Quick Fix: Replacing Your Toilet Seat

One of the secrets of home improvement is knowing that a project doesn't have to be huge (or expensive!) to have a big impact... as in the rest of life, sometimes "it's the little things".

With this in mind, our series of "Quick Fix" posts deal with small projects that don't require a lot of time or expertise, but hopefully have the potential to make your daily life a little brighter. Today's topic: how to get rid of that old, disgusting toilet seat in your bathroom.
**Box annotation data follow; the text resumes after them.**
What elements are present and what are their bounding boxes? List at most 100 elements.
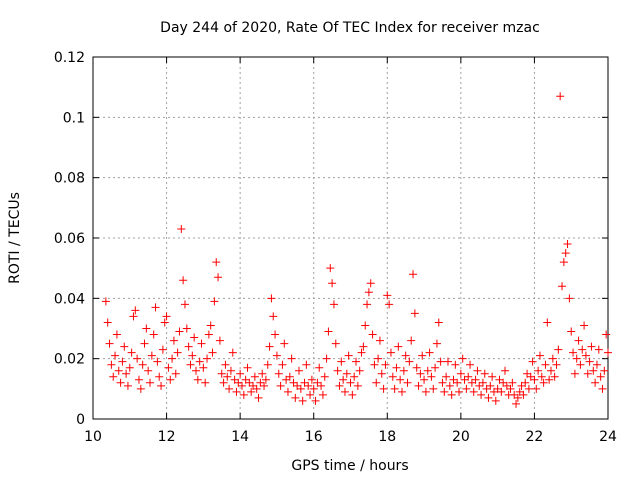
data-point (179, 276, 188, 285)
grid-lines (93, 57, 608, 419)
y-tick-label: 0.08 (54, 171, 85, 187)
data-point (140, 339, 149, 348)
data-point (285, 372, 294, 381)
data-point (173, 348, 182, 357)
data-point (589, 366, 598, 375)
data-point (602, 330, 611, 339)
data-point (451, 360, 460, 369)
data-point (425, 348, 434, 357)
data-point (192, 366, 200, 375)
y-axis-label: ROTI / TECUs (7, 192, 23, 284)
data-point (447, 390, 456, 399)
x-tick-label: 24 (599, 429, 617, 445)
data-point (177, 224, 186, 233)
data-point (501, 366, 509, 375)
x-tick-label: 22 (526, 429, 544, 445)
data-point (287, 354, 296, 363)
data-point (324, 327, 333, 336)
data-point (546, 366, 555, 375)
data-point (587, 342, 596, 351)
data-point (221, 360, 230, 369)
data-point (357, 348, 366, 357)
data-point (190, 333, 199, 342)
data-point (204, 330, 213, 339)
data-point (394, 342, 403, 351)
data-point (524, 384, 533, 393)
data-point (488, 372, 497, 381)
data-point (591, 378, 600, 387)
data-point (412, 363, 421, 372)
data-point (226, 366, 235, 375)
data-point (131, 306, 140, 315)
x-tick-label: 14 (231, 429, 249, 445)
data-point (409, 270, 418, 279)
data-point (405, 357, 414, 366)
x-axis-label: GPS time / hours (291, 458, 408, 474)
data-point (368, 330, 377, 339)
data-point (543, 318, 552, 327)
data-point (147, 351, 156, 360)
data-point (201, 378, 210, 387)
data-point (585, 357, 594, 366)
data-point (440, 387, 449, 396)
data-point (171, 369, 180, 378)
data-point (383, 291, 392, 300)
data-point (512, 399, 521, 408)
data-point (363, 300, 372, 309)
data-point (250, 372, 259, 381)
data-point (377, 369, 386, 378)
data-point (497, 387, 506, 396)
data-point (390, 384, 399, 393)
data-point (477, 390, 486, 399)
data-point (398, 387, 406, 396)
data-point (302, 360, 311, 369)
data-point (276, 381, 285, 390)
data-point (374, 354, 383, 363)
x-tick-label: 10 (84, 429, 102, 445)
data-point (569, 348, 578, 357)
data-point (127, 348, 136, 357)
data-point (443, 357, 452, 366)
data-point (186, 360, 195, 369)
data-point (392, 363, 401, 372)
data-point (258, 369, 267, 378)
data-point (149, 330, 158, 339)
data-point (219, 378, 228, 387)
data-point (521, 378, 530, 387)
data-point (372, 378, 381, 387)
data-point (133, 354, 142, 363)
data-point (304, 381, 313, 390)
data-point (223, 372, 232, 381)
data-point (210, 297, 219, 306)
data-point (407, 336, 416, 345)
data-point (333, 366, 342, 375)
data-point (513, 393, 522, 402)
data-point (182, 324, 191, 333)
data-point (423, 366, 432, 375)
data-point (331, 339, 340, 348)
data-point (162, 312, 171, 321)
data-point (317, 381, 326, 390)
data-point (296, 384, 305, 393)
data-point (278, 360, 287, 369)
data-point (146, 378, 155, 387)
y-tick-label: 0.04 (54, 291, 85, 307)
data-point (352, 357, 361, 366)
data-point (328, 279, 337, 288)
data-point (346, 378, 355, 387)
data-point (532, 384, 541, 393)
data-point (107, 360, 116, 369)
data-point (195, 357, 204, 366)
data-point (580, 321, 589, 330)
data-point (508, 378, 517, 387)
y-tick-label: 0.02 (54, 352, 85, 368)
data-point (548, 354, 557, 363)
data-point (414, 381, 423, 390)
data-point (381, 360, 390, 369)
data-point (239, 390, 248, 399)
data-point (260, 381, 269, 390)
data-point (550, 372, 559, 381)
data-point (431, 363, 440, 372)
data-point (567, 327, 576, 336)
data-point (101, 297, 110, 306)
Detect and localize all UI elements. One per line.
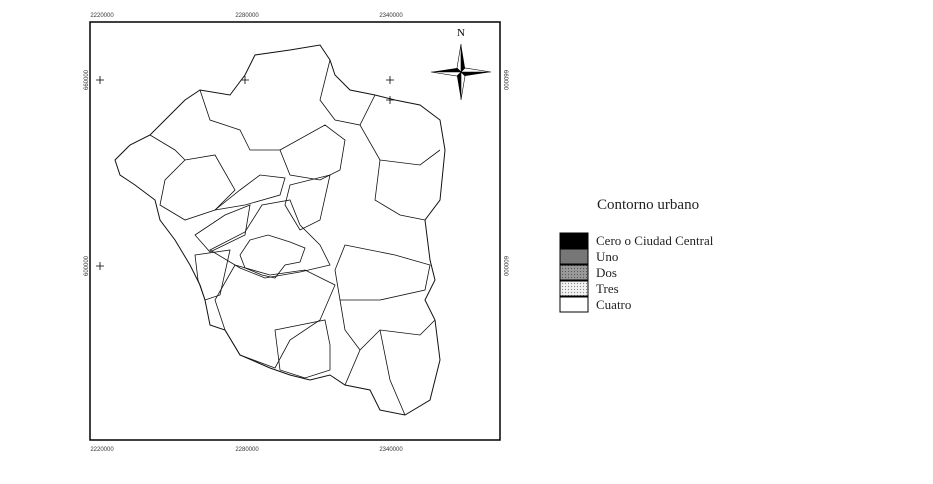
legend-swatch bbox=[559, 232, 589, 249]
cero-region bbox=[239, 234, 306, 279]
coord-label: 600000 bbox=[84, 255, 90, 276]
legend: Contorno urbano Cero o Ciudad Central Un… bbox=[559, 197, 714, 313]
grid-crosses bbox=[96, 76, 394, 270]
legend-swatch bbox=[559, 248, 589, 265]
north-label: N bbox=[457, 27, 465, 39]
legend-swatch bbox=[559, 296, 589, 313]
tres-region bbox=[213, 174, 286, 211]
coord-label: 2340000 bbox=[379, 447, 403, 453]
legend-title: Contorno urbano bbox=[597, 197, 699, 213]
north-arrow: N bbox=[430, 27, 492, 101]
coord-label: 660000 bbox=[84, 69, 90, 90]
coord-label: 2340000 bbox=[379, 13, 403, 19]
legend-swatch bbox=[559, 264, 589, 281]
legend-label: Cero o Ciudad Central bbox=[596, 233, 714, 248]
legend-label: Cuatro bbox=[596, 297, 631, 312]
coord-label: 2280000 bbox=[235, 447, 259, 453]
legend-label: Dos bbox=[596, 265, 617, 280]
coord-label: 2220000 bbox=[90, 447, 114, 453]
legend-swatch bbox=[559, 280, 589, 297]
dos-region bbox=[194, 204, 251, 253]
legend-label: Tres bbox=[596, 281, 619, 296]
tres-region bbox=[159, 154, 236, 221]
coord-label: 2280000 bbox=[235, 13, 259, 19]
coord-label: 660000 bbox=[502, 70, 508, 91]
coord-label: 2220000 bbox=[90, 13, 114, 19]
legend-label: Uno bbox=[596, 249, 618, 264]
tres-region bbox=[279, 124, 346, 181]
uno-region bbox=[209, 199, 331, 279]
coord-label: 600000 bbox=[502, 256, 508, 277]
dos-region bbox=[214, 264, 336, 369]
tres-region bbox=[334, 244, 431, 301]
map-regions bbox=[114, 44, 446, 416]
tres-region bbox=[194, 249, 231, 301]
dos-region bbox=[284, 174, 331, 231]
tres-region bbox=[274, 319, 331, 379]
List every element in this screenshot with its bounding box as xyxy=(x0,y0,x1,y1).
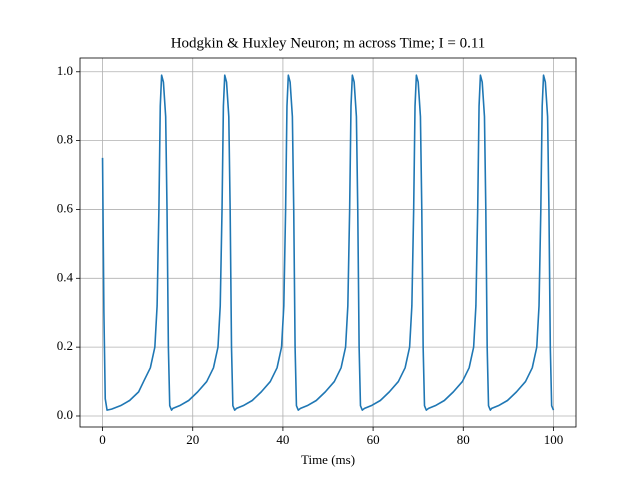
y-tick-label: 0.2 xyxy=(57,338,73,353)
chart-title: Hodgkin & Huxley Neuron; m across Time; … xyxy=(171,35,486,51)
x-tick-label: 20 xyxy=(186,432,199,447)
y-tick-label: 0.8 xyxy=(57,132,73,147)
y-tick-label: 1.0 xyxy=(57,63,73,78)
plot-frame xyxy=(79,57,577,428)
y-tick-label: 0.4 xyxy=(57,269,74,284)
y-tick-label: 0.6 xyxy=(57,200,74,215)
x-tick-label: 60 xyxy=(367,432,380,447)
x-tick-label: 100 xyxy=(544,432,564,447)
y-tick-label: 0.0 xyxy=(57,407,73,422)
x-tick-label: 40 xyxy=(276,432,289,447)
data-line xyxy=(101,74,555,411)
x-axis-label: Time (ms) xyxy=(301,452,355,467)
x-tick-label: 80 xyxy=(457,432,470,447)
x-tick-label: 0 xyxy=(99,432,106,447)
There comes a time in the life of every toilet seat when it becomes so stained and mildewed that it defies salvation; when this happens, it's best to put aside bleach and sponge and simply put the poor thing out of its misery. Fortunately, this can be done quickly and humanely in less than 15 minutes and for less than $15.

The only feature it's missing is that fuzzy
cover like my grandma has on her toilet seat.
Also, you should think of replacing your toilet seat not as a chore but as an opportunity, because there have been wonderful advances in toilet seat technology. For example, we opted to replace our old seat with the Bemis NextStep ($43 on Amazon), which boasts quick-release fasteners (for easy cleaning), a built-in potty seat (which magnetically attaches underneath the lid when not in use), and "Whisper-Close" hinges (reducing the likelihood of bruised knuckles when our little ones use their sweet new high-tech potty seat).

Whichever brand and style you choose, make sure you get the correct size. Toilet seats come in two basic sizes: round, and oval or "elongated". Residential seats tend to be round, while oval is more like what you'd find in a public restroom or hotel, although it's possible you might have one in your home.

Hmm... I wonder how Joy feels
about me posting pictures of
our toilet on the Internet.
I bet she's not a fan.
Once you've made your choice, removing your old seat and installing the new one is easy. Toilet seats are typically secured with plastic bolts, so a screwdriver, an adjustable wrench, and the willingness to bear-hug a commode are all you need to make the switch. Note that you might have to remove a plastic cap to expose the screws on top, while the nuts should be accessible from underneath the bowl. (They often are also made of plastic, and may be more like wingnuts that you can unscrew by hand. Be careful not to snap them, especially if the plastic has become old and brittle.)

That's it! While this little project may seem like a trivial thing to spend your time and money on, keep in mind that your toilet is quite literally something you every day. In my experience, it's little improvements like these that quickly add up to making your home feel like a palace.

(See how I'm abstaining from a cheap "throne" reference here? Just a little something we call class.)